— После этого вы можете предложить, чтобы я сеном питался? — сказал он, злобно глядя на Сивого.
Иван Иваныч уже спохватился и готов был извиниться, но боялся этим еще больше раздражить Мамалыгу. Он самым кротким, умиротворяющим тоном ответил:
— Что же тут такого? Вон пишут же в газетах, что отвар сена очень питательная вещь…
— Ну, так и идите сами на подножный корм… Тем более что и фамилия ваша как раз соответствует такому способу питания…
Эта грубость обидела Ивана Ивановича до глубины его кроткой и мягкой души. Он покраснел и сказал дрожащим голосом:
— Я желудком не страдаю…
— Ну, и я холопствовать перед Толстым никогда не холопствовал и не буду! — с возрастающим раздражением закричал Мамалыга. — А холопствующим советую на всех своих четырех ногах ходить!

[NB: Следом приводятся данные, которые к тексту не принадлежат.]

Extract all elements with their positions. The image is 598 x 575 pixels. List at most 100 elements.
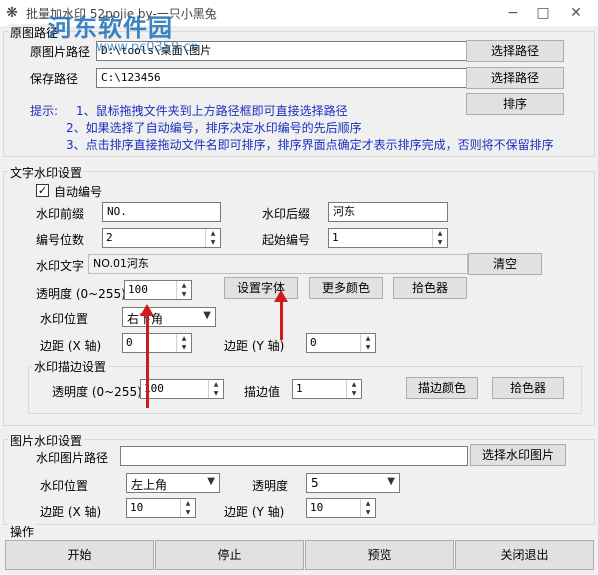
site-watermark-logo: 河东软件园 <box>48 14 173 42</box>
margin-y-spinner[interactable]: 0 ▲ ▼ <box>306 333 376 353</box>
sort-button[interactable]: 排序 <box>466 93 564 115</box>
chevron-up-icon[interactable]: ▲ <box>177 281 191 290</box>
app-icon: ❋ <box>6 5 18 21</box>
maximize-icon[interactable]: □ <box>532 4 554 22</box>
spinner-arrows: ▲ ▼ <box>360 334 375 352</box>
stroke-color-button[interactable]: 描边颜色 <box>406 377 478 399</box>
watermark-text-input[interactable]: NO.01河东 <box>88 254 468 274</box>
image-margin-y-label: 边距 (Y 轴) <box>224 505 285 519</box>
close-icon[interactable]: ✕ <box>565 4 587 22</box>
opacity-value: 100 <box>128 283 148 296</box>
chevron-down-icon[interactable]: ▼ <box>361 508 375 517</box>
stroke-picker-button[interactable]: 拾色器 <box>492 377 564 399</box>
clear-button[interactable]: 清空 <box>468 253 542 275</box>
image-opacity-value: 5 <box>311 476 319 490</box>
start-button[interactable]: 开始 <box>5 540 154 570</box>
chevron-down-icon[interactable]: ▼ <box>181 508 195 517</box>
start-number-spinner[interactable]: 1 ▲ ▼ <box>328 228 448 248</box>
auto-number-checkbox[interactable]: ✓ <box>36 184 49 197</box>
stroke-value-spinner[interactable]: 1 ▲ ▼ <box>292 379 362 399</box>
prefix-input[interactable]: NO. <box>102 202 221 222</box>
stroke-value-label: 描边值 <box>244 385 281 399</box>
site-watermark-url: www.pc0359.cn <box>96 40 199 55</box>
chevron-up-icon[interactable]: ▲ <box>361 334 375 343</box>
image-margin-x-value: 10 <box>130 501 144 514</box>
preview-button[interactable]: 预览 <box>305 540 454 570</box>
stroke-opacity-spinner[interactable]: 100 ▲ ▼ <box>140 379 224 399</box>
spinner-arrows: ▲ ▼ <box>205 229 220 247</box>
stop-button[interactable]: 停止 <box>155 540 304 570</box>
chevron-down-icon[interactable]: ▼ <box>433 238 447 247</box>
select-image-button[interactable]: 选择水印图片 <box>470 444 566 466</box>
digits-label: 编号位数 <box>36 233 85 247</box>
position-label: 水印位置 <box>40 312 89 326</box>
chevron-up-icon[interactable]: ▲ <box>206 229 220 238</box>
save-path-input[interactable]: C:\123456 <box>96 68 467 88</box>
image-margin-x-spinner[interactable]: 10 ▲ ▼ <box>126 498 196 518</box>
watermark-text-label: 水印文字 <box>36 259 85 273</box>
chevron-down-icon: ▼ <box>203 310 211 321</box>
margin-y-value: 0 <box>310 336 317 349</box>
margin-x-label: 边距 (X 轴) <box>40 339 102 353</box>
image-position-label: 水印位置 <box>40 479 89 493</box>
chevron-down-icon: ▼ <box>387 476 395 487</box>
start-number-label: 起始编号 <box>262 233 311 247</box>
margin-y-label: 边距 (Y 轴) <box>224 339 285 353</box>
minimize-icon[interactable]: − <box>502 4 524 22</box>
chevron-down-icon[interactable]: ▼ <box>361 343 375 352</box>
actions-group-title: 操作 <box>8 523 37 540</box>
suffix-input[interactable]: 河东 <box>328 202 448 222</box>
hint-line-3: 3、点击排序直接拖动文件名即可排序，排序界面点确定才表示排序完成，否则将不保留排… <box>66 138 554 152</box>
spinner-arrows: ▲ ▼ <box>176 281 191 299</box>
image-path-input[interactable] <box>120 446 468 466</box>
chevron-down-icon: ▼ <box>207 476 215 487</box>
opacity-spinner[interactable]: 100 ▲ ▼ <box>124 280 192 300</box>
margin-x-spinner[interactable]: 0 ▲ ▼ <box>122 333 192 353</box>
digits-value: 2 <box>106 231 113 244</box>
image-watermark-group-title: 图片水印设置 <box>8 432 85 449</box>
annotation-arrow-icon <box>274 290 288 302</box>
spinner-arrows: ▲ ▼ <box>176 334 191 352</box>
more-colors-button[interactable]: 更多颜色 <box>309 277 383 299</box>
spinner-arrows: ▲ ▼ <box>180 499 195 517</box>
hint-line-2: 2、如果选择了自动编号，排序决定水印编号的先后顺序 <box>66 121 362 135</box>
source-path-label: 原图片路径 <box>30 45 91 59</box>
image-margin-y-spinner[interactable]: 10 ▲ ▼ <box>306 498 376 518</box>
chevron-up-icon[interactable]: ▲ <box>347 380 361 389</box>
chevron-up-icon[interactable]: ▲ <box>433 229 447 238</box>
image-position-select[interactable]: 左上角 ▼ <box>126 473 220 493</box>
select-save-button[interactable]: 选择路径 <box>466 67 564 89</box>
hint-line-1: 1、鼠标拖拽文件夹到上方路径框即可直接选择路径 <box>76 104 348 118</box>
position-select[interactable]: 右下角 ▼ <box>122 307 216 327</box>
stroke-group-title: 水印描边设置 <box>32 358 109 375</box>
chevron-down-icon[interactable]: ▼ <box>177 343 191 352</box>
spinner-arrows: ▲ ▼ <box>346 380 361 398</box>
save-path-label: 保存路径 <box>30 72 79 86</box>
stroke-value: 1 <box>296 382 303 395</box>
start-number-value: 1 <box>332 231 339 244</box>
chevron-down-icon[interactable]: ▼ <box>209 389 223 398</box>
image-opacity-label: 透明度 <box>252 479 289 493</box>
spinner-arrows: ▲ ▼ <box>432 229 447 247</box>
spinner-arrows: ▲ ▼ <box>360 499 375 517</box>
chevron-down-icon[interactable]: ▼ <box>347 389 361 398</box>
select-source-button[interactable]: 选择路径 <box>466 40 564 62</box>
chevron-up-icon[interactable]: ▲ <box>181 499 195 508</box>
text-watermark-group-title: 文字水印设置 <box>8 164 85 181</box>
chevron-down-icon[interactable]: ▼ <box>177 290 191 299</box>
digits-spinner[interactable]: 2 ▲ ▼ <box>102 228 221 248</box>
suffix-label: 水印后缀 <box>262 207 311 221</box>
chevron-up-icon[interactable]: ▲ <box>177 334 191 343</box>
chevron-up-icon[interactable]: ▲ <box>209 380 223 389</box>
margin-x-value: 0 <box>126 336 133 349</box>
image-margin-x-label: 边距 (X 轴) <box>40 505 102 519</box>
hint-label: 提示: <box>30 104 59 118</box>
close-exit-button[interactable]: 关闭退出 <box>455 540 594 570</box>
chevron-down-icon[interactable]: ▼ <box>206 238 220 247</box>
color-picker-button[interactable]: 拾色器 <box>393 277 467 299</box>
image-opacity-select[interactable]: 5 ▼ <box>306 473 400 493</box>
annotation-arrow-shaft <box>146 316 149 408</box>
chevron-up-icon[interactable]: ▲ <box>361 499 375 508</box>
spinner-arrows: ▲ ▼ <box>208 380 223 398</box>
image-path-label: 水印图片路径 <box>36 451 109 465</box>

— Я желудком не страдаю! — почти плачущим голосом повторил Иван Иваныч. — А вам советую клистир поставить!..
— Это такие вещи, о которых в порядочном обществе не говорят!
— Я, к сожалению, в вашем обществе…
— Просто — ненормальный человек! — кричал Мамалыга, тыча рукой и обращаясь за сочувствием к окружающим.
О. Илья укоризненно покачал головой, не относя ни к кому особенно своего неодобрения. Конашевич грустно улыбался. Глебов уткнулся в тетрадки, весь багровый от смеха. Смущенный криком, Пшеничка звонко крякал и поправлял штаны. Перепалки в этом роде не были большой редкостью в нервной, издерганной учительской среде и почти не оставляли после себя следов. Но спорить с Мамалыгой избегали: побаивались… Притом и резок он был, и груб до наглости.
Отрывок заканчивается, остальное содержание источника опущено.